At 4 o'clock on Wednesday the cardiologist called me and left a message. She needed me to call her back. I called her - "Are you home?" Yes. "Is anyone with you?" No. "OK. Well, I need you to come back and see me in 3-4 weeks for another scan." OK. "Baby B has a structural heart defect."
Honestly, I can't tell you exactly what else was said. She said it was fixable. I asked if she could just tell me what the problem was. She said she would rather do it face to face. I cried. I couldn't breathe. She said she wanted to see me and Daniel on Friday. I asked if she could just tell me now. It's better if we do it in person. Can't we do it Thursday? We have an OB appointment THURSDAY. She had clinic Thursday, but she would fill my doctor in and we'd get some info on Thursday.
I called Daniel at work. I told him. I needed him to come home. I needed him to not work Thursday. I didn't want to be left alone. My mind went all over the place. Charlotte was not healthy. Nothing was the same anymore. I deleted my Facebook post about our healthy girls, because it wasn't true and I couldn't see the sweet congrats anymore.
I barely slept Wednesday night and Thursday morning felt like it should be Friday. I felt like I'd aged at least 3 years over night. I cancelled my nutrition appointment because I could not bear to sit and tell some stranger what I'd eaten in the last 2 weeks and have her stare at me and judge me. We went in for the OB appointment with the Physicians Assistant. She could see we were both stressed. Daniel did all the talking because I'm having trouble with words. He told Aimee about our phone call, she looked at my file and explained everything. The problem was with Charlotte's greater arteries coming into and leaving the heart. They were transposed or switched, and it would require a surgery to fix it. It was serious, but candy coated somehow. This was a big deal. Charlotte would need surgery within a few days of being born. We'd be OK. We'd all look back at this someday, and it would be a distant memory.
Daniel and I went and processed. We ate lunch. We held hands and I tried not to cry and we even laughed about other things. We looked at art at Z Gallerie. We went and bought the girls their cribs and then we went home to hug Zoe and Finn. We took the kids, my parents and Daniel's mom out to dinner. Everything was kind of normal, but not.
This morning was our appointment with the cardiologist. She told us how upset she and our doctor were. I cried. Of all the structural heart defects, if you have to have one - this is the one to have. That is both comforting and not. Charlotte has Simple Double Transposition of the Greater Arteries (D-TGA) meaning the greater arteries are switched. This happens in less than 1% of all babies. Less than one percent. Ridiculous. Charlotte will go straight to NICU after birth. They will put her on meds and stabilize her and she will need open heart surgery in her first week of life... and then she will have recovery time in NICU. She will need to have a cardiologist all her life. While Daniel and I have no heart defects, her children are more likely to have heart defects. So far, it doesn't look like Molly has the same problem, but we can't be 100% sure.
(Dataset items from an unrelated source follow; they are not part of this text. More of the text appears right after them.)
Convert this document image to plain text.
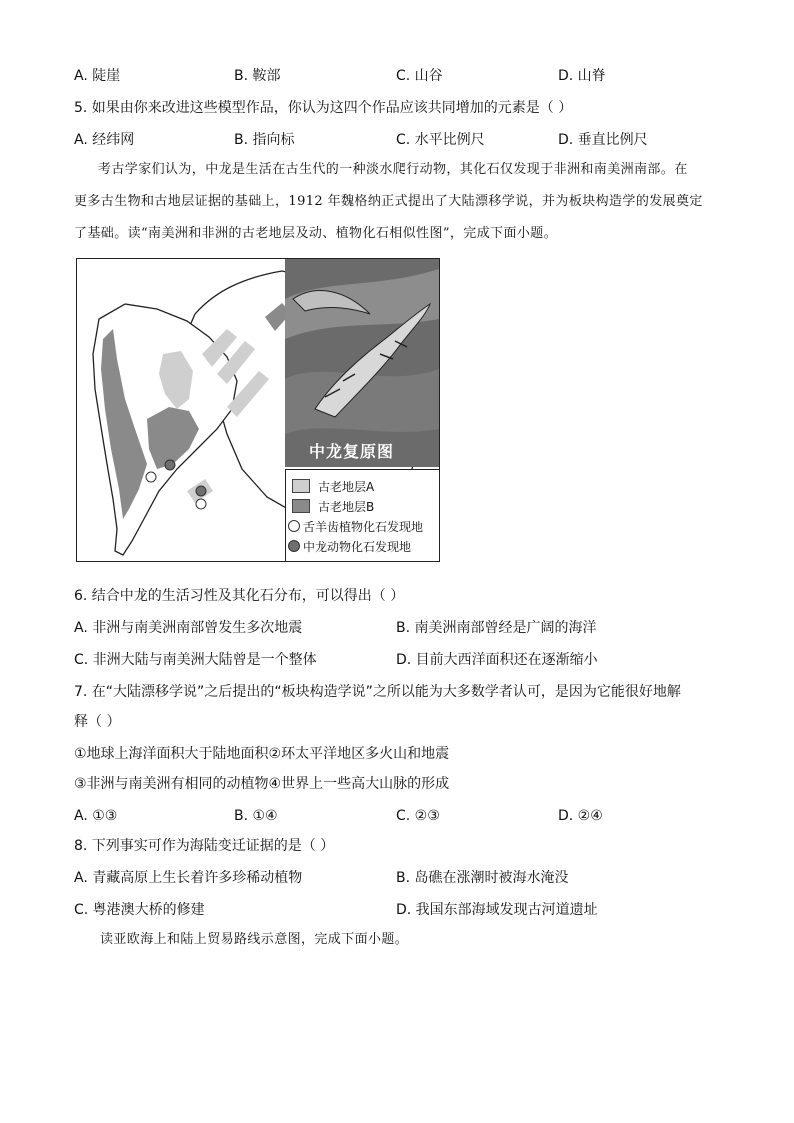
A. 陡崖	B. 鞍部	C. 山谷	D. 山脊
5. 如果由你来改进这些模型作品，你认为这四个作品应该共同增加的元素是（ ）
A. 经纬网	B. 指向标	C. 水平比例尺	D. 垂直比例尺
考古学家们认为，中龙是生活在古生代的一种淡水爬行动物，其化石仅发现于非洲和南美洲南部。在
更多古生物和古地层证据的基础上，1912 年魏格纳正式提出了大陆漂移学说，并为板块构造学的发展奠定
了基础。读“南美洲和非洲的古老地层及动、植物化石相似性图”，完成下面小题。
中龙复原图
古老地层A
古老地层B
舌羊齿植物化石发现地
中龙动物化石发现地
6. 结合中龙的生活习性及其化石分布，可以得出（ ）
A. 非洲与南美洲南部曾发生多次地震	B. 南美洲南部曾经是广阔的海洋
C. 非洲大陆与南美洲大陆曾是一个整体	D. 目前大西洋面积还在逐渐缩小
7. 在“大陆漂移学说”之后提出的“板块构造学说”之所以能为大多数学者认可，是因为它能很好地解
释（ ）
①地球上海洋面积大于陆地面积②环太平洋地区多火山和地震
③非洲与南美洲有相同的动植物④世界上一些高大山脉的形成
A. ①③	B. ①④	C. ②③	D. ②④
8. 下列事实可作为海陆变迁证据的是（ ）
A. 青藏高原上生长着许多珍稀动植物	B. 岛礁在涨潮时被海水淹没
C. 粤港澳大桥的修建	D. 我国东部海域发现古河道遗址
读亚欧海上和陆上贸易路线示意图，完成下面小题。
We are in one of the best places in the world to deal with this. People come from all over the world to have the doctors at Texas Children's fix them. Our doctors and staff genuinely care about us and our girls and they will take the very best care of all of us. If this had to happen, we're glad we're in Houston. We're glad that we were already getting extra attention because we have identical twins. We're glad they found the problem now so they will have a cardio team ready to handle whatever they need to the moment Charlotte is born.
All that said, we are - in a fog. This is the hardest thing we've ever dealt with. I can barely talk about this with anyone but Daniel and the kids. I can't say that Charlotte is sick out loud because it hurts. Daniel is of course having a hard time too, and I know he's worried about how I am... but with him I will be ok. He's the strongest, best partner I could possibly have and we will get through this and the girls will be healthy and strong. Our family can do this.
But I really, really don't want us to and I really wish someone would call me and tell me they made a big mistake. But that's not going to happen. This is our new reality, and I hate it, and I'm sad, and I'm not myself. And I thought I should let you know.